Benedito acha muito, mas Anjo passa uma receita inversa para mostrar-lhe a porcaria que era, diante do que iria ficar, e declamando a algo que exalta à moda, à propaganda e ao estrangeiro.
Entra em cena Juliana, que se identifica como esposa de Benedito. Anjo não gosta e diz a ela que Benedito vai mudar completamente, inclusive de nome, enquanto tenda seduzí-la discretamente. Juliana lhe dá um chega pra lá e ele declama seus dotes de Anjo da Guarda.
Benedito volta à cena todo brilhoso, Juliana estranha, reclama e o compara a uma bicha louca, no que Benedito diz: New Look.
Entra em cena o personagem Mané, debruçado numa mesa com copo e garrafa de cachaça.
Obs. Mané era um antigo amigo do Chico nos tempos da Consolação e do Sambafo.

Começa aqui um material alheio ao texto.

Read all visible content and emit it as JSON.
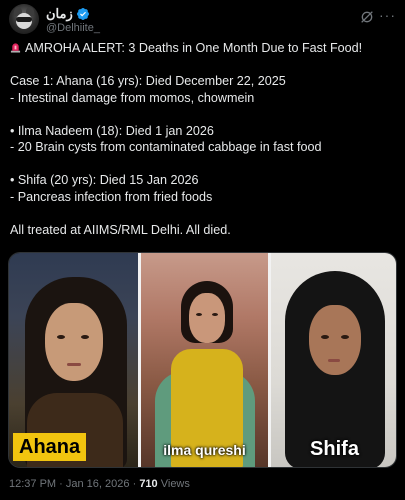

Benedito canta pra ele um chorinho que conta dos seus planos e mudanças, no que Mané responde: – Você nunca me enganou!
Em seguida, Anjo descobre um pseudônimo para Benedito Silva: Ben Silver, passa uma receita de sucesso baseada na obediência à televisão, fala da onipotência da câmera e da imensa platéia que ela dá e o artista não vê.

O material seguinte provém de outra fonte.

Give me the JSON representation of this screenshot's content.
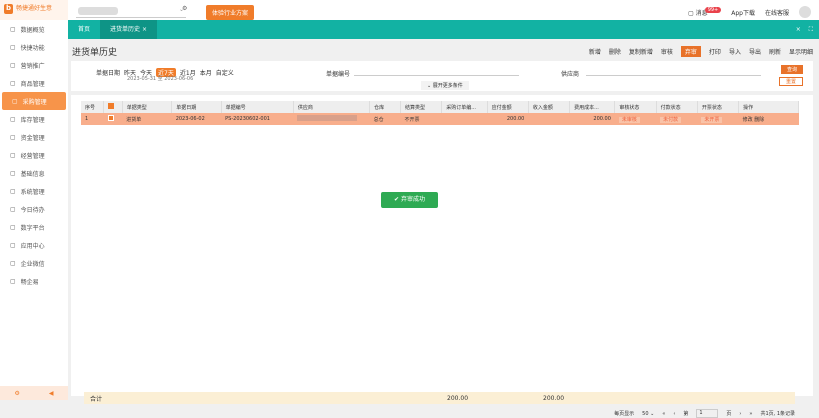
{
  "app": {
    "logo": "畅捷通好生意",
    "sub": "标准版"
  },
  "top": {
    "exp_btn": "体验行业方案",
    "msg": "消息",
    "msg_badge": "99+",
    "app": "App下载",
    "service": "在线客服"
  },
  "sidebar": {
    "items": [
      "数据概览",
      "快捷功能",
      "营销推广",
      "商品管理",
      "采购管理",
      "库存管理",
      "资金管理",
      "经营管理",
      "基础信息",
      "系统管理",
      "今日待办",
      "数字平台",
      "应用中心",
      "企业微信",
      "畅企易"
    ],
    "active": 4
  },
  "tabs": [
    {
      "label": "首页"
    },
    {
      "label": "进货单历史"
    }
  ],
  "page": {
    "title": "进货单历史"
  },
  "toolbar": [
    "新增",
    "删除",
    "复制新增",
    "审核",
    "弃审",
    "打印",
    "导入",
    "导出",
    "刷新",
    "显示明细"
  ],
  "filter": {
    "date_label": "单据日期",
    "ranges": [
      "昨天",
      "今天",
      "近7天",
      "近1月",
      "本月",
      "自定义"
    ],
    "active_range": 2,
    "date_text": "2023-05-31 至 2023-06-06",
    "no_label": "单据编号",
    "supplier_label": "供应商",
    "query": "查询",
    "reset": "重置",
    "more": "展开更多条件"
  },
  "table": {
    "headers": [
      "序号",
      "",
      "单据类型",
      "单据日期",
      "单据编号",
      "供应商",
      "仓库",
      "结算类型",
      "采购订单编...",
      "应付金额",
      "收入金额",
      "费用成本...",
      "审核状态",
      "付款状态",
      "开票状态",
      "操作"
    ],
    "rows": [
      [
        "1",
        "",
        "进货单",
        "2023-06-02",
        "PS-20230602-001",
        "",
        "总仓",
        "不开票",
        "",
        "200.00",
        "",
        "200.00",
        "未审核",
        "未付款",
        "未开票",
        "修改 删除"
      ]
    ]
  },
  "toast": "弃审成功",
  "summary": {
    "label": "合计",
    "amount": "200.00",
    "cost": "200.00"
  },
  "pager": {
    "per_page_label": "每页显示",
    "per_page": "50",
    "page_prefix": "第",
    "page": "1",
    "page_suffix": "页",
    "total": "共1页, 1条记录"
  }
}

Juliana canta a primeira parte da composição Sem Fantasia:
Vem, meu menino vadio
Vem, sem mentir pra você
Vem, mas vem sem fantasia
Que da noite pro dia
Você não vai crescer
Vem, por favor, não evites
Meu amor, meus convites
Minha dor, meus apelos
Vou te-envolver nos cabelos
Vem perder-te-em meus braços
Pelo-amor de Deus
Vem que-eu te quero fraco
Vem que-eu te quero tolo
Vem que-eu te quero todo meu
Em seguida, entram em cena Anjo e Capeta, juntos, cantando a marcha:
Nós somos velhos amigos
Nós somos os maiorais
Quando nós tamos unidos
Ai dos mortais
Eles se alegram com pouco
E depois ficam pra trás
Nós tamos sempre na onda
E não passamos jamais
Não somos como o otário
Que nunca sabe o que faz
Depois de almoçar c´o vigário
Jantamos com Satanás
Capeta grita: - Extra! Extra!
Faz propaganda de Ben Silver, no que é interrompido por Anjo, que anuncia a chegada de Sua Eminência o IBOPE. Em seguida Anjo declama um poema que trata dos poderes do Ibope entre a venerada televisão e o povo.
Depois, Benedito fala dos bens materiais, que ambiciona para si, sonha com um alambique pro Mané e pão para o povo. Se gaba da fama vindoura no que Mané diz ser uma merda. Fim do primeiro ato.